13. (C) Cartels have continued to operate with impunity in
Nuevo Leon. Ricardo Almanza (El Gori 1) moved openly in a large
convoy throughout the Monterrey metropolitan area for a month
after being named the prime suspect behind the assassination of
the Garcia police chief, the state was unable to stop a major
prison break despite having already been alerted to intense
criminal activity in the area, and organized criminals operated
a stolen car ring in broad view on state property. Authorities
also lack the forensic capability needed to identify victims
and, presumably, to conduct thorough crime scene investigations.
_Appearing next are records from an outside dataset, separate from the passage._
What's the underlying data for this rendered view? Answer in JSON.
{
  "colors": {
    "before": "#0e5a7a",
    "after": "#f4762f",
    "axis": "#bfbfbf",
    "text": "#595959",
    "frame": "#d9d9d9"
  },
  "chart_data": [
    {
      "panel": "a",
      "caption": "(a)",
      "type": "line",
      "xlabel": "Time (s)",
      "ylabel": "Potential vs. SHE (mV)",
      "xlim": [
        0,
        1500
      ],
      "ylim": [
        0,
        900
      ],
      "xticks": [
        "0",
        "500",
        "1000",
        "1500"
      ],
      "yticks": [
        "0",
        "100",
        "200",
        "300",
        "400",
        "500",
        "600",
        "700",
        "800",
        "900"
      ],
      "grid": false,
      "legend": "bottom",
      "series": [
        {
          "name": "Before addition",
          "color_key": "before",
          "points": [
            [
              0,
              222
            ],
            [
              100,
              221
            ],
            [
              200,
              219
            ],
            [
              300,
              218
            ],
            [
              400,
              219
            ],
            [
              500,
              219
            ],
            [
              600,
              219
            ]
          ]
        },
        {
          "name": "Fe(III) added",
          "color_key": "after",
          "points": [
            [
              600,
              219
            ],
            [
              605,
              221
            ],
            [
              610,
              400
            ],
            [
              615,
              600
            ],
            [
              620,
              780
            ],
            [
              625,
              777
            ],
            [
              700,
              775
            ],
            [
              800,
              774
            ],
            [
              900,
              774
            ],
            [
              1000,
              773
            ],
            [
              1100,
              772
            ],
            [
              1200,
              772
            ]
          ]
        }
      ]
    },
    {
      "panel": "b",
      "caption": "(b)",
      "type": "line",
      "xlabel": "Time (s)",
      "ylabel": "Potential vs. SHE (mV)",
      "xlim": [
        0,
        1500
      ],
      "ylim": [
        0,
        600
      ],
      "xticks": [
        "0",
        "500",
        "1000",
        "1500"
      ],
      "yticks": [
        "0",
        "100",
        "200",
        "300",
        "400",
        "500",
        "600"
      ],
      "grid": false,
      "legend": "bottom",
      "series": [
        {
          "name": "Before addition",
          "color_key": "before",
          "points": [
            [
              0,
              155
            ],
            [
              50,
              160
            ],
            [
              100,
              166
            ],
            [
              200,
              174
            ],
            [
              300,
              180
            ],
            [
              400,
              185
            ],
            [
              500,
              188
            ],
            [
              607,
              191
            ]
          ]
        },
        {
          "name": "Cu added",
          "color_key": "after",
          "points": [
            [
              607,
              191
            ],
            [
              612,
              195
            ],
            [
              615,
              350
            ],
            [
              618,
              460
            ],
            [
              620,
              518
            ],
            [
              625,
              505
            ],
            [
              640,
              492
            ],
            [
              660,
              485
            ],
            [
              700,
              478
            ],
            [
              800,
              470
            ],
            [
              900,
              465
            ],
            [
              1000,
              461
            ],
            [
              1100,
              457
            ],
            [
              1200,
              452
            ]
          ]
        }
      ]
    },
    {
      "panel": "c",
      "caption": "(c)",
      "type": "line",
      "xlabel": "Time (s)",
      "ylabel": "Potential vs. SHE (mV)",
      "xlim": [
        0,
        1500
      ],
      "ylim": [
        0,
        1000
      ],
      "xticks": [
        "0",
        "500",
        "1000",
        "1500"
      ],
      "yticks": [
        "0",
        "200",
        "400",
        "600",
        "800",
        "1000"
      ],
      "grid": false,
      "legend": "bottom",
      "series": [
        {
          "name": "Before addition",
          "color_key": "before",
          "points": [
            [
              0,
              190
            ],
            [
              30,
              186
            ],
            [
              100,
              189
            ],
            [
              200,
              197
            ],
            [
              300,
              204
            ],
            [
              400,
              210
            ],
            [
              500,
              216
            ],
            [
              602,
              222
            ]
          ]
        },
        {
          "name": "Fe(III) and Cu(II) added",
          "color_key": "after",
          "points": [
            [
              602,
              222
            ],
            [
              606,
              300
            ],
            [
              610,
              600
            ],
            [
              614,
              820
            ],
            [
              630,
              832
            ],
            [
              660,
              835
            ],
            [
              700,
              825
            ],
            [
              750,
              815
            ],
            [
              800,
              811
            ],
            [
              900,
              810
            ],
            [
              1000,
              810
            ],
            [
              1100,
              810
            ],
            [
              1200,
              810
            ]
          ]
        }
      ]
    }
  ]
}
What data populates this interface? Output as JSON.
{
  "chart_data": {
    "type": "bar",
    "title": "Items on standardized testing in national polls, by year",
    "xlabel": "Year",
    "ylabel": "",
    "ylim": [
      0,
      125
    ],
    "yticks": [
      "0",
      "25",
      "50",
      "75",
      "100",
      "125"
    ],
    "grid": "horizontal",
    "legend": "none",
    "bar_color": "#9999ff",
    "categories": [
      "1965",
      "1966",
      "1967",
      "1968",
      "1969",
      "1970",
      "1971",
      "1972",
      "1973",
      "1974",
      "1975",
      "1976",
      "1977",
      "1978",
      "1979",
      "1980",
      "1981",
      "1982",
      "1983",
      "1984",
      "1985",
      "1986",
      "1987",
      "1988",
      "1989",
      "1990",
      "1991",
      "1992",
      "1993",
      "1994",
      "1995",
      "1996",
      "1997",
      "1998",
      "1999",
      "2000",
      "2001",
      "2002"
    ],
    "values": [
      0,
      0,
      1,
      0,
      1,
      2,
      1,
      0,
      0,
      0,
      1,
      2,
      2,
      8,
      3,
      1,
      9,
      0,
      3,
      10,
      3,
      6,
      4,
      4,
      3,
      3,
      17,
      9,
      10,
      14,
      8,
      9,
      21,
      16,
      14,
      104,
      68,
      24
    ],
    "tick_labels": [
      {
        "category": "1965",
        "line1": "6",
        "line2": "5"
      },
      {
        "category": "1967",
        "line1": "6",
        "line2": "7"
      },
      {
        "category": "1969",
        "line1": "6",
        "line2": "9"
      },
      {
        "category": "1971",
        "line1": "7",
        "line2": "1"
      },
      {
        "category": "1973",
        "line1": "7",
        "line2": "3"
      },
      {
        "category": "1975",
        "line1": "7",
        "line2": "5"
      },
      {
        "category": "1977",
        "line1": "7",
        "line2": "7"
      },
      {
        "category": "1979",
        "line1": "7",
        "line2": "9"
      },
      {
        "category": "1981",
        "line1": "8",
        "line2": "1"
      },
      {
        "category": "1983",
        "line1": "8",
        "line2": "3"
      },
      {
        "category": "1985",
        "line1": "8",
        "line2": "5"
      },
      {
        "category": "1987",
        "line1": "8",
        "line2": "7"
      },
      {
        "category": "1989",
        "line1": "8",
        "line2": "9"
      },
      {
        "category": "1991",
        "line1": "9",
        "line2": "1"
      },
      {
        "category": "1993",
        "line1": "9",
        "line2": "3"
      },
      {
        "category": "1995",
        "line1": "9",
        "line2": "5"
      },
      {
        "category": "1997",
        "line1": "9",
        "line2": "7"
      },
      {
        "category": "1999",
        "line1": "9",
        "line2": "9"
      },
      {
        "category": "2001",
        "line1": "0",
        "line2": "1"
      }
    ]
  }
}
If there is a positive side, it appears that government
operations have forced Los Zetas to resort to risky jail breaks
to replenish their ranks with seasoned gangsters. However, due
to a combination of police incompetence and corruption, they
have been able to successfully do so.

14. (C) The long-term ability of the government to fight the
cartels is hampered by budgetary concerns (only around 3.5% of
the state's budget is dedicated to law enforcement and
prosecution) and corruption. Secretary of Public Safety Carlos
Jauregui and State Prosecutor Alejandro Garza y Garza confirmed
to RSO on December 10 that Nuevo Leon is having difficulty
recruiting competent police officers because of low pay and
safety concerns and that its new C5 command and control facility
is understaffed. (Note: In an effort to address concerns over
chronically low pay, Jauregui has sought to increase police
salaries and started a program to help officers pay for housing.
End note)

15. (C) Jauregui told RSO that his force of 4,000 police
officers is 1,000 members below its target size and that, of
those 4,000 officers, only about one quarter are doing
substantive police work, the rest being assigned to
administrative or protective duties. It is unlikely that the
state will be able to fill those 1,000 positions any time soon;
Jauregui admitted that only 10 percent of prospective police
recruits are able to clear the vetting process. Until state
officials address these inherent problems with law enforcement,
Nuevo Leon seems condemned to take one step forward and two
backward in its ongoing campaign against organized crime.